Dez discos que definiram o meu gosto – Nuno Reis

Depois do desafio das capas dos discos, novo desafio. Parecido… mas mais substancial. Desafio do Nuno Galopim aceite, ou seja, acrescentar às imagens um pequeno texto que justifique a escolha. No meu caso, nota pessoal, sem grandes adornos teóricos, que não tenho canudo na área. Deixo isso para os profissionais. Texto: Nuno Reis

Sem mais demoras…

Cocteau Twins “Victorialand”

(1986)

Tinha 13 anos quando o disco foi lançado pela 4AD. Duvido que lhe tenha chegado tão cedo, mas não anda longe. A descoberta dos Cocteau Twins foi entusiasmante e altamente contagiosa, perfeita para um pequeno adolescente a querer impressionar. As guitarras de Robin Guthrie, a voz inacreditável de Elizabeth Frazer, diferente de tudo o resto. Perfeito. Victorialand foi, possivelmente, a minha porta de entrada no universo Cocteau Twins. A partir daí, não descansei enquanto não comprei todos os discos, máxis, colaborações. Tudo. Tenho quase a certeza que Lazy Calm – o tema de abertura do disco – foi a primeira canção que toquei na minha estreia na rádio. Tinha 15 anos, na Rádio Comercial da Linha e o programa chamava-se… “A Hora da Lua”. Sim, eu sei… a hora da lua…

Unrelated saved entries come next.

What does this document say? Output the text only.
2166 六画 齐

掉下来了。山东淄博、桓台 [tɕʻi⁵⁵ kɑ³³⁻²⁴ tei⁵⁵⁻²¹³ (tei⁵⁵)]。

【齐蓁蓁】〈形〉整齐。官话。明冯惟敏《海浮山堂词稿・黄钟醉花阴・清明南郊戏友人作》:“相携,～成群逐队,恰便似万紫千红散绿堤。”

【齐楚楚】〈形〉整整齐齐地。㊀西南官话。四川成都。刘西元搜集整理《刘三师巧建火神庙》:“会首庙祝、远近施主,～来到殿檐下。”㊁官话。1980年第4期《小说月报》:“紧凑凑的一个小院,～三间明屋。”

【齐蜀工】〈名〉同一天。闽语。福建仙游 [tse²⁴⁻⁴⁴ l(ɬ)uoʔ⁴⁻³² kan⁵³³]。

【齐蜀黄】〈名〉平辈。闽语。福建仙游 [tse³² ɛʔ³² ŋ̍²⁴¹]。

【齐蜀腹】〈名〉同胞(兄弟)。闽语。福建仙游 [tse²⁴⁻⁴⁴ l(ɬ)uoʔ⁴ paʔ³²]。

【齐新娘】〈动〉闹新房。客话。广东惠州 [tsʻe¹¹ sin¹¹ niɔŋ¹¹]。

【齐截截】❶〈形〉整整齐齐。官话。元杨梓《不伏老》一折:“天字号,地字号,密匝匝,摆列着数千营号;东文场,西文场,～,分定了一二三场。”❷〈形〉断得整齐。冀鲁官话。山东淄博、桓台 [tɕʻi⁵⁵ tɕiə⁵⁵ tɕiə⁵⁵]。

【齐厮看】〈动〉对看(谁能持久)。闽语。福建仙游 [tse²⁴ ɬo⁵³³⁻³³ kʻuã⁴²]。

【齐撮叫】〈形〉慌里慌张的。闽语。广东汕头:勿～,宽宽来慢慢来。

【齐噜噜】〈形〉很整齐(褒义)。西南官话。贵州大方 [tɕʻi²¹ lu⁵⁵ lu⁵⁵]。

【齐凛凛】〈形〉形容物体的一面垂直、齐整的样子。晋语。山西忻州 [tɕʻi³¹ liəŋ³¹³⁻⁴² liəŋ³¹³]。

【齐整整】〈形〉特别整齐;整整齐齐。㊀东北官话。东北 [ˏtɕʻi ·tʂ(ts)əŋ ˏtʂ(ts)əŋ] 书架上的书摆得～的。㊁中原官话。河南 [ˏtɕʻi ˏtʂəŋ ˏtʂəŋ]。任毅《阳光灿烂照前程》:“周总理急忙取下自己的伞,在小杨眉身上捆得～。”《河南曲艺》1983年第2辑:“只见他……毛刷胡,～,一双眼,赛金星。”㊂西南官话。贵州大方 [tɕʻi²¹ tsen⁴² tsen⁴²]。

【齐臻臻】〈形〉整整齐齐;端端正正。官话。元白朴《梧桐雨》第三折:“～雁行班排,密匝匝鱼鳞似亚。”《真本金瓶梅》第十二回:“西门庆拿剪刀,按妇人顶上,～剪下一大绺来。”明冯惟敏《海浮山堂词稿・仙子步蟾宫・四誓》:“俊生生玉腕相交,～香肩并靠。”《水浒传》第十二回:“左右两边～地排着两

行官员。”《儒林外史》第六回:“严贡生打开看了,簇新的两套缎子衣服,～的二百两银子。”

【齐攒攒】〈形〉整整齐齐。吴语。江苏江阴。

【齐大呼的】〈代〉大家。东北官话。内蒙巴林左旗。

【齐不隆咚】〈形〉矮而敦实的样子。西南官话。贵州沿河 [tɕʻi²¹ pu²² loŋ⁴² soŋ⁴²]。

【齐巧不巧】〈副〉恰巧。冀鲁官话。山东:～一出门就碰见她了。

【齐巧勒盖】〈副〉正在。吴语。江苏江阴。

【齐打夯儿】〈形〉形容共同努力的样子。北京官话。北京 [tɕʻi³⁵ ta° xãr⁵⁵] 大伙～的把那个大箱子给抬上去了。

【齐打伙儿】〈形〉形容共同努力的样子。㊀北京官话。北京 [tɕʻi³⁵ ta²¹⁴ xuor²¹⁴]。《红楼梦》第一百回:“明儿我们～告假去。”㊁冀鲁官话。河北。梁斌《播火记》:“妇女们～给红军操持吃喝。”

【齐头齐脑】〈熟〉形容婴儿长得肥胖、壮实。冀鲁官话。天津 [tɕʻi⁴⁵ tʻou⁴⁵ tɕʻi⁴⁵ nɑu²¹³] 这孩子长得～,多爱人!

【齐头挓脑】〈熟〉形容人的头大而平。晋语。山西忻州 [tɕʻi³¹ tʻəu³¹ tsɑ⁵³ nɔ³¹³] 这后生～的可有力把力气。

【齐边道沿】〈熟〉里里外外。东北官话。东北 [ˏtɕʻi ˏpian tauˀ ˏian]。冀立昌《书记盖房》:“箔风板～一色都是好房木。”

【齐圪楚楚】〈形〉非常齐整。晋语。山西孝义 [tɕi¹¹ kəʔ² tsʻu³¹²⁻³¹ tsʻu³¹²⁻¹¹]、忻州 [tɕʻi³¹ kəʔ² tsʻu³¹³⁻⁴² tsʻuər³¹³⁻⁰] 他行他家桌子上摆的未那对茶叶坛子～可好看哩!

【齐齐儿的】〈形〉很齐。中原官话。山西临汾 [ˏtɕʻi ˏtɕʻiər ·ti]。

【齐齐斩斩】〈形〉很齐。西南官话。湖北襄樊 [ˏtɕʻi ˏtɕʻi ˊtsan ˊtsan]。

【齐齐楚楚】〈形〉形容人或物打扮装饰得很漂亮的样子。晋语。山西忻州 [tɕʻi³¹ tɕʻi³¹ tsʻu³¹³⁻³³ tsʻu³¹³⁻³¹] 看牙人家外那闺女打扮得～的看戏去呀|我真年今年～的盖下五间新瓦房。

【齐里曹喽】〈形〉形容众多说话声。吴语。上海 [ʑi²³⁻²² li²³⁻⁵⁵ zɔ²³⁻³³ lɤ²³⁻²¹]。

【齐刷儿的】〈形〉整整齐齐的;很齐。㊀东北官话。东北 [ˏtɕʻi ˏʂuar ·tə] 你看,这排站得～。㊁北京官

Massive Attack “Blue Lines”

(1991)

A ideia era escolher 10 ábuns que ajudaram a formar o meu gosto e a minha educação musical. Blue Lines é sem dúvida um deles, e de longe o meu disco preferido dos Massive Attack. A cena de Bristol apanhou-me no momento certo, estava eu na Xfm… Aliás, acho que apanhou toda a gente na X. Massive Attack, Portishead, Tricky eram presenças seguras na nossa playlist. A audiência não queria nada connosco, mas o que é que isso interessa?! Blue Lines vai flutuando no meu top ten de melhores discos de sempre. Nunca me canso de ouvir temas como Blue Lines, Daydreaming e o emblemático Unfinished Sympathy… uma das melhores canções de sempre!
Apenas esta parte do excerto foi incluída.